Though not a complete accounting of Vietnam war crimes, the archive is the largest such collection to surface to date. About 9,000 pages, it includes investigative files, sworn statements by witnesses and status reports for top military brass.
The records describe recurrent attacks on ordinary Vietnamese — families in their homes, farmers in rice paddies, teenagers out fishing. Hundreds of soldiers, in interviews with investigators and letters to commanders, described a violent minority who murdered, raped and tortured with impunity.
Abuses were not confined to a few rogue units, a Times review of the files found. They were uncovered in every Army division that operated in Vietnam.
Retired Brig. Gen.

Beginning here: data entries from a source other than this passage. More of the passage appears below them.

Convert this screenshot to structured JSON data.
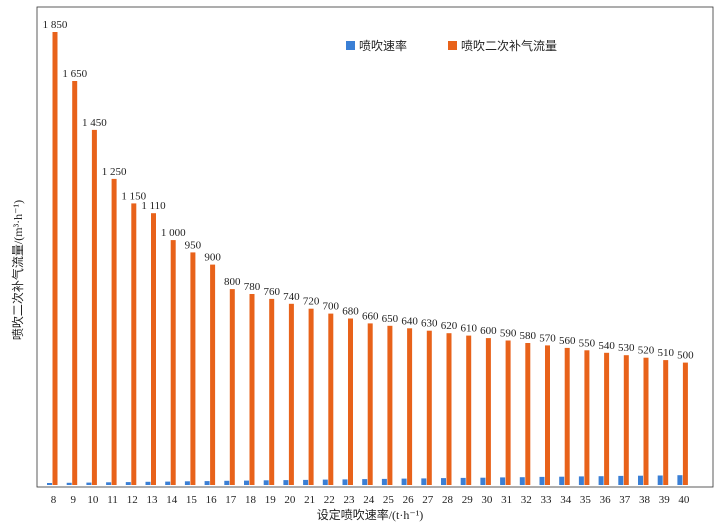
{
  "chart_data": {
    "type": "bar",
    "xlabel": "设定喷吹速率/(t·h⁻¹)",
    "ylabel": "喷吹二次补气流量/(m³·h⁻¹)",
    "ylim": [
      0,
      1900
    ],
    "grid": false,
    "legend_position": "top-right",
    "categories": [
      "8",
      "9",
      "10",
      "11",
      "12",
      "13",
      "14",
      "15",
      "16",
      "17",
      "18",
      "19",
      "20",
      "21",
      "22",
      "23",
      "24",
      "25",
      "26",
      "27",
      "28",
      "29",
      "30",
      "31",
      "32",
      "33",
      "34",
      "35",
      "36",
      "37",
      "38",
      "39",
      "40"
    ],
    "series": [
      {
        "name": "喷吹速率",
        "color": "#3a7fd5",
        "values": [
          8,
          9,
          10,
          11,
          12,
          13,
          14,
          15,
          16,
          17,
          18,
          19,
          20,
          21,
          22,
          23,
          24,
          25,
          26,
          27,
          28,
          29,
          30,
          31,
          32,
          33,
          34,
          35,
          36,
          37,
          38,
          39,
          40
        ]
      },
      {
        "name": "喷吹二次补气流量",
        "color": "#e8621a",
        "values": [
          1850,
          1650,
          1450,
          1250,
          1150,
          1110,
          1000,
          950,
          900,
          800,
          780,
          760,
          740,
          720,
          700,
          680,
          660,
          650,
          640,
          630,
          620,
          610,
          600,
          590,
          580,
          570,
          560,
          550,
          540,
          530,
          520,
          510,
          500
        ],
        "data_labels": [
          "1 850",
          "1 650",
          "1 450",
          "1 250",
          "1 150",
          "1 110",
          "1 000",
          "950",
          "900",
          "800",
          "780",
          "760",
          "740",
          "720",
          "700",
          "680",
          "660",
          "650",
          "640",
          "630",
          "620",
          "610",
          "600",
          "590",
          "580",
          "570",
          "560",
          "550",
          "540",
          "530",
          "520",
          "510",
          "500"
        ]
      }
    ]
  }
}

John H. Johns, a Vietnam veteran who served on the task force, says he once supported keeping the records secret but now believes they deserve wide attention in light of alleged attacks on civilians and abuse of prisoners in Iraq.
"We can't change current practices unless we acknowledge the past," says Johns, 78.
Among the substantiated cases in the archive:
• Seven massacres from 1967 through 1971 in which at least 137 civilians died.
• Seventy-eight other attacks on noncombatants in which at least 57 were killed, 56 wounded and 15 sexually assaulted.
• One hundred forty-one instances in which U.S. soldiers tortured civilian detainees or prisoners of war with fists, sticks, bats, water or electric shock.
Investigators determined that evidence against 203 soldiers accused of harming Vietnamese civilians or prisoners was strong enough to warrant formal charges. These "founded" cases were referred to the soldiers' superiors for action.
Ultimately, 57 of them were court-martialed and just 23 convicted, the records show.
Fourteen received prison sentences ranging from six months to 20 years, but most won significant reductions on appeal. The stiffest sentence went to a military intelligence interrogator convicted of committing indecent acts on a 13-year-old girl in an interrogation hut in 1967.
He served seven months of a 20-year term, the records show.
Many substantiated cases were closed with a letter of reprimand, a fine or, in more than half the cases, no action at all.
There was little interest in prosecuting Vietnam war crimes, says Steven Chucala, who in the early 1970s was legal advisor to the commanding officer of the Army's Criminal Investigation Division. He says he disagreed with the attitude but understood it.